Ein Morgen am Fischstand der Familie Rademacher ist eine unterhaltsame Angelegenheit. Dort gibt es nicht nur frischen Kabeljau, sondern noch frischere Kalauer.

„Mooorgen, Herr Konkel!” Noch mit einem anderen Kunden beschäftigt, entdeckt Helge Rademacher den Stammkunden. „Dauert noch 'nen kleinen Moment, Herr Konkel, kann sofort losgehen.” Mittags, kurz vor 13 Uhr, am Fischstand Rademacher am Synagogenplatz. Der Familienbetrieb ist mit Herzblut bei der Sache. Senior Heinz Rademacher, rüstige 74, taucht das Fischfilet in den Eierteig. Gleich gibt's einen knackfrisch frittierten Backfisch.

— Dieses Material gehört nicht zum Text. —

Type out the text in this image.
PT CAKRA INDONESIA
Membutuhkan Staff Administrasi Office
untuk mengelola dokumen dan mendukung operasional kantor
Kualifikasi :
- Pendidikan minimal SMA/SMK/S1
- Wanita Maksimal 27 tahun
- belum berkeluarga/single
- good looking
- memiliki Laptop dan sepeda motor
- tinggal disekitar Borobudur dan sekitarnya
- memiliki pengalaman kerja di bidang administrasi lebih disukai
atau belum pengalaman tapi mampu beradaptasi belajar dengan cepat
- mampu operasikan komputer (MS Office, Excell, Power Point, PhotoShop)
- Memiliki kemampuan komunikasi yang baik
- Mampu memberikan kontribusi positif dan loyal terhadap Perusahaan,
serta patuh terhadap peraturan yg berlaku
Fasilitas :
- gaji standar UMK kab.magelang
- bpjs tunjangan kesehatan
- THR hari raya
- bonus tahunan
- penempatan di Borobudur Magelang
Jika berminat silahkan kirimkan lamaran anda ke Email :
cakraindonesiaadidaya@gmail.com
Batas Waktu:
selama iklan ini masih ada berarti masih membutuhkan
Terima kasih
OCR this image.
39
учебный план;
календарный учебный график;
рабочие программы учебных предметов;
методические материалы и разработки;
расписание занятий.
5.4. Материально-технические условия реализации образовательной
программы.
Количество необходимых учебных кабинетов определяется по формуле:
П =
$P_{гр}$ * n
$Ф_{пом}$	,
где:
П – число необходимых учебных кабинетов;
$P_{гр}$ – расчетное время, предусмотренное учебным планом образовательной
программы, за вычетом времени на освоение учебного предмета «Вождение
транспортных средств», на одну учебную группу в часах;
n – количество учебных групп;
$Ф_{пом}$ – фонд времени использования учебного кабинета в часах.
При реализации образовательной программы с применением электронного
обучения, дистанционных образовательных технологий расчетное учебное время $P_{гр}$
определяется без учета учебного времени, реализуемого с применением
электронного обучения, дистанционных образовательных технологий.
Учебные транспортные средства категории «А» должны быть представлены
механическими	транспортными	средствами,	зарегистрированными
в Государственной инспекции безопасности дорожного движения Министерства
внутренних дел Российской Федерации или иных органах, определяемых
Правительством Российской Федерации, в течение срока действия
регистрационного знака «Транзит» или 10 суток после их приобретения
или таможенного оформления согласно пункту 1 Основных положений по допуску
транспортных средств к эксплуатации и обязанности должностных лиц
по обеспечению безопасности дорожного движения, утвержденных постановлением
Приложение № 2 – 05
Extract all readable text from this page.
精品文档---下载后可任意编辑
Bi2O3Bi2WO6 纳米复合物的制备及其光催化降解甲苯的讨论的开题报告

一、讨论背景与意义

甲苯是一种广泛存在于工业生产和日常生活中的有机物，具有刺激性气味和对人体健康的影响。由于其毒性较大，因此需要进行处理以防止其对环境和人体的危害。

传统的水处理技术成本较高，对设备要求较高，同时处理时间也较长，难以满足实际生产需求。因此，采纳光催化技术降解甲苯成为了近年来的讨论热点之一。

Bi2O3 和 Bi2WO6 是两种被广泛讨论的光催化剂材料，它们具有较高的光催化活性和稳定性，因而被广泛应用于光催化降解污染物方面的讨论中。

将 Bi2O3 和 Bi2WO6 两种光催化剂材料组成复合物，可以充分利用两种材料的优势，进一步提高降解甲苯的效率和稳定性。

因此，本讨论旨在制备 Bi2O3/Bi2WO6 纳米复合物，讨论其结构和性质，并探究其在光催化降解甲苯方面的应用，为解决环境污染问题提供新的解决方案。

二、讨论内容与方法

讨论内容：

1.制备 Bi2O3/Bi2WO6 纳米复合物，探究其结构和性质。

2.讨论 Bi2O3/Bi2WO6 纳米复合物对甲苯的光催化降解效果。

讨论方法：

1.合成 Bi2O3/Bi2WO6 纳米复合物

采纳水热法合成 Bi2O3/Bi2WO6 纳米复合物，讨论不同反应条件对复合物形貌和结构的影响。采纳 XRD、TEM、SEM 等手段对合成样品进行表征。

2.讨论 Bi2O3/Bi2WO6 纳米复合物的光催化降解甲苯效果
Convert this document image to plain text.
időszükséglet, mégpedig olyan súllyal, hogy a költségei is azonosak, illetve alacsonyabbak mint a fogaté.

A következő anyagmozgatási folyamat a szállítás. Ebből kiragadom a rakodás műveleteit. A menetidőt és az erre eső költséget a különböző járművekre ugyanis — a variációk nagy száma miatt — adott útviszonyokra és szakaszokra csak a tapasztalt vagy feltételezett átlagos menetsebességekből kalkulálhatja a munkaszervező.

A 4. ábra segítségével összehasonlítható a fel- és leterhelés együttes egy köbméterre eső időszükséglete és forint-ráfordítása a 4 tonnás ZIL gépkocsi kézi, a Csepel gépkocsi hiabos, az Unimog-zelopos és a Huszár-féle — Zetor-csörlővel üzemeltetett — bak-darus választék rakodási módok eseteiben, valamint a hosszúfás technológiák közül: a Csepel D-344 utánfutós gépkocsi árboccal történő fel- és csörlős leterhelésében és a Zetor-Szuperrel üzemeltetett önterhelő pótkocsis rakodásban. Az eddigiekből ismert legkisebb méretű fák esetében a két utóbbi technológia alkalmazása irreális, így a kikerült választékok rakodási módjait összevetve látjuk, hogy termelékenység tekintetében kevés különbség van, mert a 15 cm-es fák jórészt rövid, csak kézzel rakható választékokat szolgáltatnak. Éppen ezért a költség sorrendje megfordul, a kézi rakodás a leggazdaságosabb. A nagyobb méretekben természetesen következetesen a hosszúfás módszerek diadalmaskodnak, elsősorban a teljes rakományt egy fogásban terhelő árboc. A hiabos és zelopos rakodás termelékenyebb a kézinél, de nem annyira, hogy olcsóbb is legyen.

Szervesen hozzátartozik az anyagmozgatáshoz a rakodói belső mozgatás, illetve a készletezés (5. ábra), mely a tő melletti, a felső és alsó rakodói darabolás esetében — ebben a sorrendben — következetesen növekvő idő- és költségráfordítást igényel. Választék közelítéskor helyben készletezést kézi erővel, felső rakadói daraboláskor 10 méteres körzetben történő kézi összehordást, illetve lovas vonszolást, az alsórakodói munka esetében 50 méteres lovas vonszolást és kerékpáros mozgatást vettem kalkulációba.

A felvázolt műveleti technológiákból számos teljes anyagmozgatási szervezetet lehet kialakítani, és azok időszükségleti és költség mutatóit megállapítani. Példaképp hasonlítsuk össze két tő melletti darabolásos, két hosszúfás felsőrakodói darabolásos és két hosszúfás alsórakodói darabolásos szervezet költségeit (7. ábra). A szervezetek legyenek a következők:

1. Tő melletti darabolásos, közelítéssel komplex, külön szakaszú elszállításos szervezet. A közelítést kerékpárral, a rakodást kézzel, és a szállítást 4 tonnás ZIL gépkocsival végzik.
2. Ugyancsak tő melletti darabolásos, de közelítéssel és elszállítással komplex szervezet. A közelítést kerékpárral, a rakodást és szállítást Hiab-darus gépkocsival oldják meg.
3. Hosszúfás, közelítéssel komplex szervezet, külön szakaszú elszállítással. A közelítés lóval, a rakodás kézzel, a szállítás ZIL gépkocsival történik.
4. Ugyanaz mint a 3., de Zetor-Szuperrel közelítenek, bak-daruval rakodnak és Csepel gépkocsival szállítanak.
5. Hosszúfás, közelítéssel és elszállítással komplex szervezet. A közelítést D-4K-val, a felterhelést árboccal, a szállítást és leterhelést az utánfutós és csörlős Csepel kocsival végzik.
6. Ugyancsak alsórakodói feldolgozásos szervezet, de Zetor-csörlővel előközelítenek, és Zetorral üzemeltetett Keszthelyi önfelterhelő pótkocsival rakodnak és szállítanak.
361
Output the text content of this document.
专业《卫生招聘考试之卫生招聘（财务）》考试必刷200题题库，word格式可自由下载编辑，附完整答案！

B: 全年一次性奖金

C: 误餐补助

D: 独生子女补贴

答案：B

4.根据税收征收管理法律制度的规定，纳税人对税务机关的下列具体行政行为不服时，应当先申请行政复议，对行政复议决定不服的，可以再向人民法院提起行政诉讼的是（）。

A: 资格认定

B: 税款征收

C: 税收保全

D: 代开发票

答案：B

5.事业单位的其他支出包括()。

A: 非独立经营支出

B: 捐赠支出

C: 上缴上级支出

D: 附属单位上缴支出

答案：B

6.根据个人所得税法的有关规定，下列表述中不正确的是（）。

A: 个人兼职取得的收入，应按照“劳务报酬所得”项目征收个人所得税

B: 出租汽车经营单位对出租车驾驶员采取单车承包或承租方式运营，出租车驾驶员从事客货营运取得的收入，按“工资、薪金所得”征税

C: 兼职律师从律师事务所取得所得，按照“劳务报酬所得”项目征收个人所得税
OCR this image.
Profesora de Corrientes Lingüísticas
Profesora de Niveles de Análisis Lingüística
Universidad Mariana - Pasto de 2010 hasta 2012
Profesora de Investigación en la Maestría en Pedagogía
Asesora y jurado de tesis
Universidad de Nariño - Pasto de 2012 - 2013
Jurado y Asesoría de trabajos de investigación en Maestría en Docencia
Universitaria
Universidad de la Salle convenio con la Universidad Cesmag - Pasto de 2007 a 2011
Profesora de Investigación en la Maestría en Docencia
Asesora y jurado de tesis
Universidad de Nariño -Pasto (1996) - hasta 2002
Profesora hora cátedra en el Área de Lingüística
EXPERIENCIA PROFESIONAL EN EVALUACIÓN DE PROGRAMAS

Am Fischstand wird Tacheles geredet. „Hier essen!” Bestimmend, aber doch nicht unfreundlich, eben mit Ruhrgebietsschnauze gibt der Seniorchef den Tipp, den Backfisch direkt am Stand zu verspeisen. Eingepackt, sagt er, „schlagen nur die Dämpfe zurück und die Panade wird weich. Am leckersten ist er, wenn er hier gegessen wird”. Jawoll, Chef! Recht hat er ja . . .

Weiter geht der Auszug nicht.